C’è un giudice a Bologna…
La Corte d’Appello di Bologna riforma la sentenza del GUP di Parma in materia di canapa light e assolve un commerciante precedentemente condannato
Chi veramente mi conosce – e purtroppo, o per fortuna – non sono in molti, sa perfettamente, che, tra i miei numerosi difetti caratteriali, non alberga quello dell’autocelebrazione.
Mi piace informare una platea estremamente articolata e variegata, come quella del mondo della canapa, di quali sono i periodici approdi della giurisprudenza, basandomi su decisioni, molte delle quali rese all’esito di procedimenti che mi coinvolgono, senza, però, omettere di ricordare anche altre che siano indubbiamente significative.
Capita, però, di vivere professionalmente situazioni che non si possono tacere, perché comprendono un’altalena di emozioni tra loro – spesso – contraddittorie.
È il caso di un processo, per così dire, segmento-satellite di quello a carico di Luca Marola, attualmente in trattazione dibattimentale innanzi al Tribunale di Parma. La vicenda è nei fatti semplice.

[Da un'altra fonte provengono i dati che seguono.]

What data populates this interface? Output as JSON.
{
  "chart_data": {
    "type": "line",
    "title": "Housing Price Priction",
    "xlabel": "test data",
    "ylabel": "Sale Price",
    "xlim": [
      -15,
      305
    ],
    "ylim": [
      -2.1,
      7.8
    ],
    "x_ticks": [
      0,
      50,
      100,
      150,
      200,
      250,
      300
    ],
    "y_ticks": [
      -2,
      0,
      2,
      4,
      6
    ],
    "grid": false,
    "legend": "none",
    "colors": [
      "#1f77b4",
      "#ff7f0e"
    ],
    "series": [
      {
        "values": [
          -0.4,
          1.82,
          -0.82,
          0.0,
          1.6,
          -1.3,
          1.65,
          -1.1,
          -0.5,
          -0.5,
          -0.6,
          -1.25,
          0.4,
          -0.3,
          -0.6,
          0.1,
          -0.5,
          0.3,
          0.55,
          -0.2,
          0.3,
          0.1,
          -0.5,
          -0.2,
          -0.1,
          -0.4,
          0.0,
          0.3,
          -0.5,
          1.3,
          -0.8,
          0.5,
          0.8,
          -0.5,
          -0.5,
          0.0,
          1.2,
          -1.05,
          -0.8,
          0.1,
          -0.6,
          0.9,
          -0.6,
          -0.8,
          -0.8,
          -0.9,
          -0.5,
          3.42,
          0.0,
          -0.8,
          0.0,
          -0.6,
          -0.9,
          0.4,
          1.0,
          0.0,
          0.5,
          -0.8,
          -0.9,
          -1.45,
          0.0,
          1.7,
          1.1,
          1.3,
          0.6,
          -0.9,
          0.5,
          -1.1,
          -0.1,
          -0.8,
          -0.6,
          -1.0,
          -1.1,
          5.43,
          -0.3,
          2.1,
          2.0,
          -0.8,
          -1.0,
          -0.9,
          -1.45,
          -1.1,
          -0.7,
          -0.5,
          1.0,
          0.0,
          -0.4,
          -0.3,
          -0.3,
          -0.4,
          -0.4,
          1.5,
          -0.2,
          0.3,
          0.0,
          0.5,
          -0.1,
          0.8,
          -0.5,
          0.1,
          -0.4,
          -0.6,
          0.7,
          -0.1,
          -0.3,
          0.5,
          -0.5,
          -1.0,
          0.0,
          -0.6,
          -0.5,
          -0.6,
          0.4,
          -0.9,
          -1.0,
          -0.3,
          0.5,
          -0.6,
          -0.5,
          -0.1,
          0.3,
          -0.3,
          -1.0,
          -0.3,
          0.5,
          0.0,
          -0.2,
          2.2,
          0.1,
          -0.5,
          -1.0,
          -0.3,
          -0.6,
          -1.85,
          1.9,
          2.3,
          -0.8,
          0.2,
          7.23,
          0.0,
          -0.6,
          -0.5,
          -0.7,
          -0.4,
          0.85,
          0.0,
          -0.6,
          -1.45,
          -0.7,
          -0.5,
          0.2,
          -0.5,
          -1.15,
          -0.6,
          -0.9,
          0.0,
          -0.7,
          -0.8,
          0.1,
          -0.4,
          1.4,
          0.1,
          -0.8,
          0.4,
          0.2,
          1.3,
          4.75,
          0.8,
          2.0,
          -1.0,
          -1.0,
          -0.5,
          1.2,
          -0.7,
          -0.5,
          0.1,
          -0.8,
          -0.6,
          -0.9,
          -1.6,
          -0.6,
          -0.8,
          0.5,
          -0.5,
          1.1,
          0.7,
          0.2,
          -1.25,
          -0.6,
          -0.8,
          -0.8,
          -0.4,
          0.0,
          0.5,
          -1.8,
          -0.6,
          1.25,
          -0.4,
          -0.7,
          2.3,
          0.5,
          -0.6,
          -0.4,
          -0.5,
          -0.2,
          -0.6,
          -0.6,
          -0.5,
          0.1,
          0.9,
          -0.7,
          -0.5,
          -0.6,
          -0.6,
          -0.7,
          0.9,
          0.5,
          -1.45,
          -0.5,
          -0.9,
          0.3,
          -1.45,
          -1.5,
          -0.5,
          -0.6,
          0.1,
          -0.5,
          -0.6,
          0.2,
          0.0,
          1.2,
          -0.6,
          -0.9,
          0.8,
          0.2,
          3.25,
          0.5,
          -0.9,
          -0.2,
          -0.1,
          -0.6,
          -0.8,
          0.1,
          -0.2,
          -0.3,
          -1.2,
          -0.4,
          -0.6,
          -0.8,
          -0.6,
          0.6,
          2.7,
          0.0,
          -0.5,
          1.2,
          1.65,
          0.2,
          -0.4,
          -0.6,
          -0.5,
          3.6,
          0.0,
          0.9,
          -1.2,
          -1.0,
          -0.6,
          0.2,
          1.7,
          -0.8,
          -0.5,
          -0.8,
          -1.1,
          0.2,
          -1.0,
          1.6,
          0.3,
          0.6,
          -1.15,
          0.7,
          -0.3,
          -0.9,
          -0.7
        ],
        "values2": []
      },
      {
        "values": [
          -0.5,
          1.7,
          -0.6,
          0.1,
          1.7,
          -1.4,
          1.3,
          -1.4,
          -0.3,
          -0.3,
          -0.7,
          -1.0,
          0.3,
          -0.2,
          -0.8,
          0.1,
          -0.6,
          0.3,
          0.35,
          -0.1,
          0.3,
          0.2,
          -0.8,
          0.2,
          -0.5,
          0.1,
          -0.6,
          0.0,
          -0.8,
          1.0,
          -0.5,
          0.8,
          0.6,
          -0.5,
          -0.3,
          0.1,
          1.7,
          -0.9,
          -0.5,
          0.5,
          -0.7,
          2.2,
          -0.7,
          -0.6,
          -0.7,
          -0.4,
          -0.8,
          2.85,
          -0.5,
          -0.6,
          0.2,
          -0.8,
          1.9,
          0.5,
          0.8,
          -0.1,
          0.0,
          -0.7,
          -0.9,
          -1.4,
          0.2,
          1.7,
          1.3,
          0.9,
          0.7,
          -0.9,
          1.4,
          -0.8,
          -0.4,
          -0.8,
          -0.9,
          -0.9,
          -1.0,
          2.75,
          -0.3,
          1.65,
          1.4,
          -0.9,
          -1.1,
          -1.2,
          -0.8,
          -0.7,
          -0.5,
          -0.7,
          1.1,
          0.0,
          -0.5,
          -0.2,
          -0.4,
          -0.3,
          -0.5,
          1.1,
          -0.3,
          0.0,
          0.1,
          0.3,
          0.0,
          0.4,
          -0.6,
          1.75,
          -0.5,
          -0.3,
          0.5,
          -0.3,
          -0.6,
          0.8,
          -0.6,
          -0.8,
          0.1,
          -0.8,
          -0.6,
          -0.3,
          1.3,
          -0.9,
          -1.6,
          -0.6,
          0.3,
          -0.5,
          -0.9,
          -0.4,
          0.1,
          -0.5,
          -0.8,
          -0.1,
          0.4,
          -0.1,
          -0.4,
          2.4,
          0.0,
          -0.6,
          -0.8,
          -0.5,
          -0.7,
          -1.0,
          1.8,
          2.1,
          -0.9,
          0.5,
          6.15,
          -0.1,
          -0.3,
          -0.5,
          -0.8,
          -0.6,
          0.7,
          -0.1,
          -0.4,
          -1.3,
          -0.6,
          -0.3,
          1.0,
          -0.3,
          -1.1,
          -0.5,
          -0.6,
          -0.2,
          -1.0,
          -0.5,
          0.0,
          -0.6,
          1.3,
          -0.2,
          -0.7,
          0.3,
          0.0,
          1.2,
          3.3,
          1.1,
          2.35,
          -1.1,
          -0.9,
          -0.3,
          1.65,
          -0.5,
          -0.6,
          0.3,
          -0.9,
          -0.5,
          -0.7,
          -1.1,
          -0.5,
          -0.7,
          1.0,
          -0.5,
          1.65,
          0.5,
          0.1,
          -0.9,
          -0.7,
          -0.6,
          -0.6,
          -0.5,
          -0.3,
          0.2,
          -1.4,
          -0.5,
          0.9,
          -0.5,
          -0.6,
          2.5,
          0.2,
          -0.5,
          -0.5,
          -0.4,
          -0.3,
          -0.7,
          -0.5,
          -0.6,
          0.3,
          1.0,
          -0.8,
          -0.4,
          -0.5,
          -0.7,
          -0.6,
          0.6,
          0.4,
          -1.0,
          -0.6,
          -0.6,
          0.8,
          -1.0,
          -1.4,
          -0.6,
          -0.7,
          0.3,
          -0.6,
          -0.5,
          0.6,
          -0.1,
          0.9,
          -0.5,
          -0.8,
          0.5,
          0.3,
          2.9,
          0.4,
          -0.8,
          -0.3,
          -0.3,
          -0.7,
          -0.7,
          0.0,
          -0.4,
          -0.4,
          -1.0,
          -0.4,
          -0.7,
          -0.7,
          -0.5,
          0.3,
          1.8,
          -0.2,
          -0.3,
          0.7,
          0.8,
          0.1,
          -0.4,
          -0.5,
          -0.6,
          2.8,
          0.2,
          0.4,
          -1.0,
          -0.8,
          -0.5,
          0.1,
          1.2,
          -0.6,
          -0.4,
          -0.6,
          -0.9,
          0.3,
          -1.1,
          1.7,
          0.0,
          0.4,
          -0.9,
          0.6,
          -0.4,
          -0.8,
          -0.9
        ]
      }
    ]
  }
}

Quando nell’estate del 2019 la Procura di Parma iniziò la propria crociata contro la canapa light – ed in special modo nei confronti di Luca Marola – anche altre persone furono pesantemente coinvolte nell’indagine. Tra costoro anche un imprenditore della provincia di Mantova, che commercializzava la canapa light per il tramite di distributori automatici. Ebbene egli venne a subire un importante sequestro di prodotti, che la Procura di Parma, convinta in un modo che non ammetteva discussioni o contestazioni di sorta della bontà delle proprie convinzioni, dispose. L’intimo – ma neppure tanto, attese le conferenze stampa e le sortite mediatiche – pensiero dei Pm (Procuratore capo in testa) venne, contingentemente confermato dalle decisioni del Tribunale del Riesame e della Corte di Cassazione. I sequestri erano legittimi e le doglianze mosse dall’indagato e dal suo difensore non avevano pregio alcuno.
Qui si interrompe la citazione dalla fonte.